Il medio oriente storicamente è sempre stata una regione turbolenta ed è da tempo sinonimo di instabilità e incertezza, di una regione afflitta da guerre e rivolte, in cui violenze inter etniche, conflitti fra Stati e sollevazioni di movimenti nazionalisti si intrecciano pericolosamente a interventi esterni, crisi economiche e oscillazioni dei prezzi petroliferi.
Ad arricchire questa tavola imbandita ci ha pensato il regime saudita. Il 32enne principe ereditario Mohammed bin Salman è intenzionato a consolidare la sua base di potere dentro e fuori la monarchia.

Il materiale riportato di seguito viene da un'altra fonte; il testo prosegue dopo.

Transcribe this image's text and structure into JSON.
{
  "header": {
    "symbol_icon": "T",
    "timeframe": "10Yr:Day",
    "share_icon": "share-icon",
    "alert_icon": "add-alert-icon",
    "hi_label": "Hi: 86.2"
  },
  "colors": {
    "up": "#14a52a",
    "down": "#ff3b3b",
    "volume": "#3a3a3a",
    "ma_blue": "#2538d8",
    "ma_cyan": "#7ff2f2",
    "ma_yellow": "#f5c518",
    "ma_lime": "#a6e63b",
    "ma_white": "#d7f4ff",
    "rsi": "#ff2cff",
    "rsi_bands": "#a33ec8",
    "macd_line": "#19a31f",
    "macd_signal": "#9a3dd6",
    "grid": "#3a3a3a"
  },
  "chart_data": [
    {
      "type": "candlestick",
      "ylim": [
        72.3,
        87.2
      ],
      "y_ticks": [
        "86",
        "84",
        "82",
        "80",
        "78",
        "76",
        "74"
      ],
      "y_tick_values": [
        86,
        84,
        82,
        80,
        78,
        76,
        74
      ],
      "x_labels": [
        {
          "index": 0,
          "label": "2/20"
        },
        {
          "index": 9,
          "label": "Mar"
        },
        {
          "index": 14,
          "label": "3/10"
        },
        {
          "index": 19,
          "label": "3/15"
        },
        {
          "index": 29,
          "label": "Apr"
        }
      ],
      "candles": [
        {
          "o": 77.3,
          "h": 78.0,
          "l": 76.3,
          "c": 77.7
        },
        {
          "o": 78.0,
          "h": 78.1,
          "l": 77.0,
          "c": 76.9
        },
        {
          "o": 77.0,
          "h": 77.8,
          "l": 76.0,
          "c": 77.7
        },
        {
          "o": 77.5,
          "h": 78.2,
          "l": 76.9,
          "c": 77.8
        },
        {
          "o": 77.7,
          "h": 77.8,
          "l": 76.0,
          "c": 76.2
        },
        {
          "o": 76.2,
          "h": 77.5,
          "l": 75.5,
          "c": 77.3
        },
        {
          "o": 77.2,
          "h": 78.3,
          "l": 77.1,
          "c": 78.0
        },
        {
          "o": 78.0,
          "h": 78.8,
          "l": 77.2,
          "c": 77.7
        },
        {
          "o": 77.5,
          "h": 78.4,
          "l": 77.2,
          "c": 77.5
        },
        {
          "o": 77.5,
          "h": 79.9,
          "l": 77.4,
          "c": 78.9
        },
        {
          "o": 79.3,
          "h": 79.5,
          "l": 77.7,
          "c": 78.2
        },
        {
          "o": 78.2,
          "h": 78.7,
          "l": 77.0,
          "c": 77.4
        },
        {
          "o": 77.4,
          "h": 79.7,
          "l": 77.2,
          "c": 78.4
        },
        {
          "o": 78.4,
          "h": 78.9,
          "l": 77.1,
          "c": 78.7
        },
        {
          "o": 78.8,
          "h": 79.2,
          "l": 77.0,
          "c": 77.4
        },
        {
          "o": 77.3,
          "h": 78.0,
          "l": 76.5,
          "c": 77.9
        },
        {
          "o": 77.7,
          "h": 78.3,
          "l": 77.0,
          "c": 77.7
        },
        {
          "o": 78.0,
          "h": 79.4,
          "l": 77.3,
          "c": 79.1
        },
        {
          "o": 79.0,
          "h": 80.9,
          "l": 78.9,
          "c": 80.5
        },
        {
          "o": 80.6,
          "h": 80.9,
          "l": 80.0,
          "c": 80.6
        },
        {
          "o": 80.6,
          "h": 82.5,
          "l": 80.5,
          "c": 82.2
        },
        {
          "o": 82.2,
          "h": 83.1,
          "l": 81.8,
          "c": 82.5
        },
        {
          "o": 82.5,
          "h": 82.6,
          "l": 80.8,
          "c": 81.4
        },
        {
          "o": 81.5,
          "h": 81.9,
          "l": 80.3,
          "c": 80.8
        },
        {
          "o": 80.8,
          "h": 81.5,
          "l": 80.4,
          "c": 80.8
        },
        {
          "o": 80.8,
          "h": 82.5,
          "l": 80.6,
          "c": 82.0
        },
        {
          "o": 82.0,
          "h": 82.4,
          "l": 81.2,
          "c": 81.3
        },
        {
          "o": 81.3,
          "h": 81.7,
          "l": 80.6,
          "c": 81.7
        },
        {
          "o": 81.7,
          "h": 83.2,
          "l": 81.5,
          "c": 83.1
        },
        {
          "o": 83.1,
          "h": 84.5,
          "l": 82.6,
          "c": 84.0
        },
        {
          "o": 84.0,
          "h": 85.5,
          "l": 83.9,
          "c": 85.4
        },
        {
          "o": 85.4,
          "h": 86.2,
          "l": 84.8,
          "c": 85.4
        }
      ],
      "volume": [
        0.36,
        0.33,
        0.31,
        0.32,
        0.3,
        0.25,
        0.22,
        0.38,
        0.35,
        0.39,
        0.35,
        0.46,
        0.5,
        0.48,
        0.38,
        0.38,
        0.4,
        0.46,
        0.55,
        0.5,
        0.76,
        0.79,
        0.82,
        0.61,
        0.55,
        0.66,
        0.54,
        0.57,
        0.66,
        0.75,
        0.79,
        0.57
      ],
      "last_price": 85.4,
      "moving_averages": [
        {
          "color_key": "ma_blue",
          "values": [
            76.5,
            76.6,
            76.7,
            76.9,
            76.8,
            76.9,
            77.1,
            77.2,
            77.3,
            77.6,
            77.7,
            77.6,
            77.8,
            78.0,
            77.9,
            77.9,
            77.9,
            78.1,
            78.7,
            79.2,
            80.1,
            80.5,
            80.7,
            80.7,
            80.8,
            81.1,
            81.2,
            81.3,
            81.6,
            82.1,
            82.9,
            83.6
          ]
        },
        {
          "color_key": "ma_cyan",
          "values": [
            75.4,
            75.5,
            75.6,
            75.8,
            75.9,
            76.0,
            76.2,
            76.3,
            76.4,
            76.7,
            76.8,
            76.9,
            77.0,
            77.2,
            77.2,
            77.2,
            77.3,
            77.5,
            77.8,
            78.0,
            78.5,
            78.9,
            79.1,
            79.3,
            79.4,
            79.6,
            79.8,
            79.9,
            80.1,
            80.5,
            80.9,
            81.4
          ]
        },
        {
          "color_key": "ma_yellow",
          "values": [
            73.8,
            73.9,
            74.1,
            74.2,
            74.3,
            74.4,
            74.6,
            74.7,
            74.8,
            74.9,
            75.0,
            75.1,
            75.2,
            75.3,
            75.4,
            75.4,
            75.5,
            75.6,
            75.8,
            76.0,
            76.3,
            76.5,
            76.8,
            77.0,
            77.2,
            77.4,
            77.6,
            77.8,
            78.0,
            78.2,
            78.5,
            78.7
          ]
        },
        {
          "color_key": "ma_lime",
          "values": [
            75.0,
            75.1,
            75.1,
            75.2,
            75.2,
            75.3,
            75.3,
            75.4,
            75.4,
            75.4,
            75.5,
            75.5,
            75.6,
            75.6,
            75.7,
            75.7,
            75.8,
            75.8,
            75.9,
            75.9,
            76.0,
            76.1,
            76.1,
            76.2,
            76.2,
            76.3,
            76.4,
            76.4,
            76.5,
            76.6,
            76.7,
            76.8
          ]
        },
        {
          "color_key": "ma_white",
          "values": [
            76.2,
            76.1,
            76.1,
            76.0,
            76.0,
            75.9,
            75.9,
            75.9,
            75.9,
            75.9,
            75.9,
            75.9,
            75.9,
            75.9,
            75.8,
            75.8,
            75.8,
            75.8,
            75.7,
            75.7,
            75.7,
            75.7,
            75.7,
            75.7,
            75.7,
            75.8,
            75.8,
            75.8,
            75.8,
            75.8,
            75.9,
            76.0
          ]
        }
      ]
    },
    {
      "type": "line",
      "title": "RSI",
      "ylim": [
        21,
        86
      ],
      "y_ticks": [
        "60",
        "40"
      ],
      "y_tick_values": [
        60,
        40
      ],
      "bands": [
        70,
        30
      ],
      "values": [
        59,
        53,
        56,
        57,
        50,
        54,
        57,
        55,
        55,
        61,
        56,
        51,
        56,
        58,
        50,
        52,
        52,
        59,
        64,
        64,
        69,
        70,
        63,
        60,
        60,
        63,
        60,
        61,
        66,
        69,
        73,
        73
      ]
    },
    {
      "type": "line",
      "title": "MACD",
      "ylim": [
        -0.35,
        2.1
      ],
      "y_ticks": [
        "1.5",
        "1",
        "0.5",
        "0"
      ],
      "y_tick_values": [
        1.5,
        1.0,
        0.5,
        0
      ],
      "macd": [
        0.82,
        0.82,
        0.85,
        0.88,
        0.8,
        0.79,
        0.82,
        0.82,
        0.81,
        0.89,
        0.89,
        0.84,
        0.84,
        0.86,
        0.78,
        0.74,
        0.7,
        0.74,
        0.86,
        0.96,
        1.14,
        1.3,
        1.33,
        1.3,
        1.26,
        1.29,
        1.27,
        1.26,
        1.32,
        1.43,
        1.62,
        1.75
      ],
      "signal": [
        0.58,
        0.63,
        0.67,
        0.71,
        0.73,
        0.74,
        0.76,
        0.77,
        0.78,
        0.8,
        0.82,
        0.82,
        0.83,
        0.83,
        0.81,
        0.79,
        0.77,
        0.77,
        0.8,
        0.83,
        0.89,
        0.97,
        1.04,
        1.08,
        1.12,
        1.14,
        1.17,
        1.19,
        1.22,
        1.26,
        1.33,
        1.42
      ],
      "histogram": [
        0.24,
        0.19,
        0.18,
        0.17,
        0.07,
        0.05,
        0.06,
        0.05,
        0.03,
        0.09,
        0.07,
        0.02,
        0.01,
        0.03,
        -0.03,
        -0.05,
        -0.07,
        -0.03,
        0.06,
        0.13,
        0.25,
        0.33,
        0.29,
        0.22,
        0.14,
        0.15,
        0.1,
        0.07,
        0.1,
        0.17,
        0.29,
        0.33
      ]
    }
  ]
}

Su scala regionale la conseguenza è l’inasprimento delle relazioni con l’Iran, su scala globale naturalmente non poteva che provocare l’innalzamento delle quotazioni del petrolio.
Dopo le dimissioni del premier libanese filo saudita Saad Hariri, in Arabia Saudita è accaduto qualcosa di peggio: decine tra principi, ministri e influenti uomini d’affari sono stati arrestati.

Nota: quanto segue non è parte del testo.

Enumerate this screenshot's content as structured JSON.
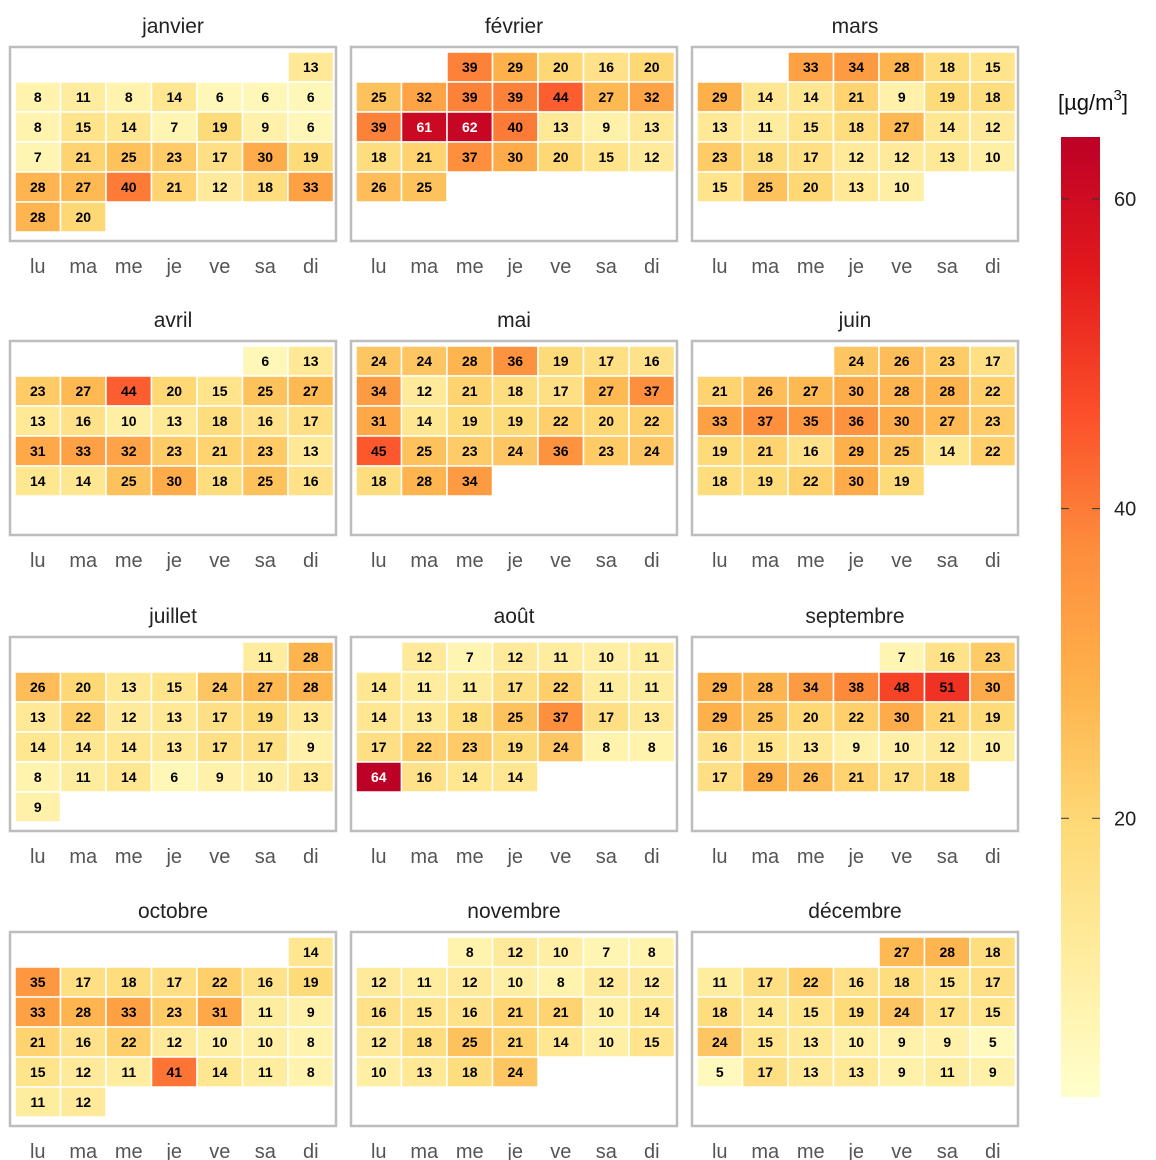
{
  "chart_data": {
    "type": "heatmap",
    "unit_label": "[µg/m",
    "unit_superscript": "3",
    "unit_close": "]",
    "weekday_labels": [
      "lu",
      "ma",
      "me",
      "je",
      "ve",
      "sa",
      "di"
    ],
    "colorbar": {
      "min": 2,
      "max": 64,
      "ticks": [
        20,
        40,
        60
      ]
    },
    "colors": {
      "scale": [
        "#ffffcc",
        "#ffeda0",
        "#fed976",
        "#feb24c",
        "#fd8d3c",
        "#fc4e2a",
        "#e31a1c",
        "#bd0026"
      ],
      "frame": "#bdbdbd",
      "dark_text": "#000000",
      "light_text": "#ffffff"
    },
    "months": [
      {
        "name": "janvier",
        "start": 6,
        "values": [
          13,
          8,
          11,
          8,
          14,
          6,
          6,
          6,
          8,
          15,
          14,
          7,
          19,
          9,
          6,
          7,
          21,
          25,
          23,
          17,
          30,
          19,
          28,
          27,
          40,
          21,
          12,
          18,
          33,
          28,
          20
        ]
      },
      {
        "name": "février",
        "start": 2,
        "values": [
          39,
          29,
          20,
          16,
          20,
          25,
          32,
          39,
          39,
          44,
          27,
          32,
          39,
          61,
          62,
          40,
          13,
          9,
          13,
          18,
          21,
          37,
          30,
          20,
          15,
          12,
          26,
          25
        ]
      },
      {
        "name": "mars",
        "start": 2,
        "values": [
          33,
          34,
          28,
          18,
          15,
          29,
          14,
          14,
          21,
          9,
          19,
          18,
          13,
          11,
          15,
          18,
          27,
          14,
          12,
          23,
          18,
          17,
          12,
          12,
          13,
          10,
          15,
          25,
          20,
          13,
          10
        ]
      },
      {
        "name": "avril",
        "start": 5,
        "values": [
          6,
          13,
          23,
          27,
          44,
          20,
          15,
          25,
          27,
          13,
          16,
          10,
          13,
          18,
          16,
          17,
          31,
          33,
          32,
          23,
          21,
          23,
          13,
          14,
          14,
          25,
          30,
          18,
          25,
          16
        ]
      },
      {
        "name": "mai",
        "start": 0,
        "values": [
          24,
          24,
          28,
          36,
          19,
          17,
          16,
          34,
          12,
          21,
          18,
          17,
          27,
          37,
          31,
          14,
          19,
          19,
          22,
          20,
          22,
          45,
          25,
          23,
          24,
          36,
          23,
          24,
          18,
          28,
          34
        ]
      },
      {
        "name": "juin",
        "start": 3,
        "values": [
          24,
          26,
          23,
          17,
          21,
          26,
          27,
          30,
          28,
          28,
          22,
          33,
          37,
          35,
          36,
          30,
          27,
          23,
          19,
          21,
          16,
          29,
          25,
          14,
          22,
          18,
          19,
          22,
          30,
          19
        ]
      },
      {
        "name": "juillet",
        "start": 5,
        "values": [
          11,
          28,
          26,
          20,
          13,
          15,
          24,
          27,
          28,
          13,
          22,
          12,
          13,
          17,
          19,
          13,
          14,
          14,
          14,
          13,
          17,
          17,
          9,
          8,
          11,
          14,
          6,
          9,
          10,
          13,
          9
        ]
      },
      {
        "name": "août",
        "start": 1,
        "values": [
          12,
          7,
          12,
          11,
          10,
          11,
          14,
          11,
          11,
          17,
          22,
          11,
          11,
          14,
          13,
          18,
          25,
          37,
          17,
          13,
          17,
          22,
          23,
          19,
          24,
          8,
          8,
          64,
          16,
          14,
          14
        ]
      },
      {
        "name": "septembre",
        "start": 4,
        "values": [
          7,
          16,
          23,
          29,
          28,
          34,
          38,
          48,
          51,
          30,
          29,
          25,
          20,
          22,
          30,
          21,
          19,
          16,
          15,
          13,
          9,
          10,
          12,
          10,
          17,
          29,
          26,
          21,
          17,
          18
        ]
      },
      {
        "name": "octobre",
        "start": 6,
        "values": [
          14,
          35,
          17,
          18,
          17,
          22,
          16,
          19,
          33,
          28,
          33,
          23,
          31,
          11,
          9,
          21,
          16,
          22,
          12,
          10,
          10,
          8,
          15,
          12,
          11,
          41,
          14,
          11,
          8,
          11,
          12
        ]
      },
      {
        "name": "novembre",
        "start": 2,
        "values": [
          8,
          12,
          10,
          7,
          8,
          12,
          11,
          12,
          10,
          8,
          12,
          12,
          16,
          15,
          16,
          21,
          21,
          10,
          14,
          12,
          18,
          25,
          21,
          14,
          10,
          15,
          10,
          13,
          18,
          24
        ]
      },
      {
        "name": "décembre",
        "start": 4,
        "values": [
          27,
          28,
          18,
          11,
          17,
          22,
          16,
          18,
          15,
          17,
          18,
          14,
          15,
          19,
          24,
          17,
          15,
          24,
          15,
          13,
          10,
          9,
          9,
          5,
          5,
          17,
          13,
          13,
          9,
          11,
          9
        ]
      }
    ]
  }
}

Naturalmente questo accadimento ha portato alla destituzione degli arrestati e due dei loro successori hanno già prestato giuramento di fronte all’81enne re Salman, anche lui in procinto di lasciare il posto al giovane erede al trono Bin Salman, l’artefice di questo terremoto politico e formale accusatore delle ingerenze dell’Iran negli affari arabi, in particolare in quelli libanesi e yemeniti.
Uguali accuse erano state rivolte dal premier dal premier dimissionario libanese Hariri nel suo discorso televisivo, riferendosi alle “interferenze” dell’Iran e del suo alleato in Libano, gli Hezbollah.

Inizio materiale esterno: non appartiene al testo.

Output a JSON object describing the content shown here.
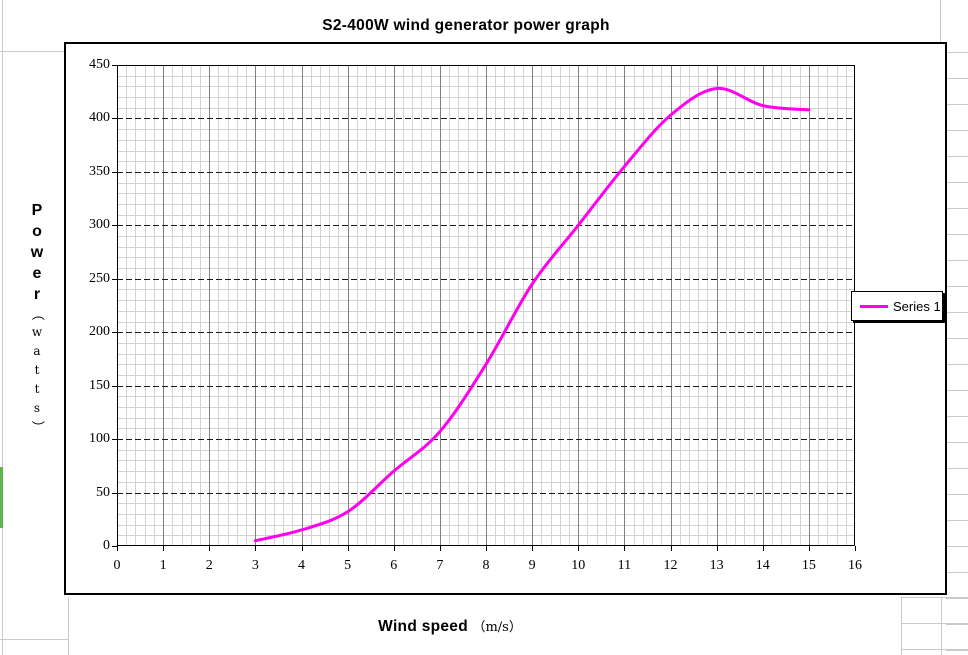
{
  "sheet": {
    "green_marker_color": "#5FB44A"
  },
  "chart": {
    "title": "S2-400W wind generator power graph",
    "x_axis": {
      "label_main": "Wind speed",
      "label_unit": "（m/s）"
    },
    "y_axis": {
      "label_main": "Power",
      "label_unit": "watts",
      "paren_open": "（",
      "paren_close": "）"
    },
    "legend": {
      "series_label": "Series 1"
    }
  },
  "chart_data": {
    "type": "line",
    "title": "S2-400W wind generator power graph",
    "xlabel": "Wind speed (m/s)",
    "ylabel": "Power (watts)",
    "xlim": [
      0,
      16
    ],
    "ylim": [
      0,
      450
    ],
    "x_tick_step": 1,
    "y_tick_step": 50,
    "x_minor_step": 0.2,
    "y_minor_step": 10,
    "grid": "major+minor",
    "legend_position": "right",
    "series": [
      {
        "name": "Series 1",
        "color": "#FF00EE",
        "x": [
          3,
          4,
          5,
          6,
          7,
          8,
          9,
          10,
          11,
          12,
          13,
          14,
          15
        ],
        "y": [
          5,
          15,
          32,
          70,
          107,
          170,
          245,
          300,
          355,
          403,
          428,
          412,
          408
        ]
      }
    ]
  },
  "colors": {
    "curve": "#FF00EE",
    "minor_grid": "#d2d2d2",
    "major_v_grid": "#7f7f7f",
    "major_h_grid": "#1a1a1a",
    "sheet_grid": "#c9c9c9"
  }
}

Non si è fatta attendere la risposta iraniana. Il ministro degli esteri Javad Zarif ha accusato l’Arabia Saudita di intraprendere guerre di aggressione, bullismo regionale, comportamento destabilizzante e provocazioni rischiose, ma accusa l’Iran per le conseguenze
Teheran ha negato ogni coinvolgimento con il missile sparato dagli insorti yemeniti e per bocca del leader degli Hezbollah libanesi, Hasan Nasrallah, ha tuonato che le dimissioni di Hariri sono l’effetto delle pressioni saudite.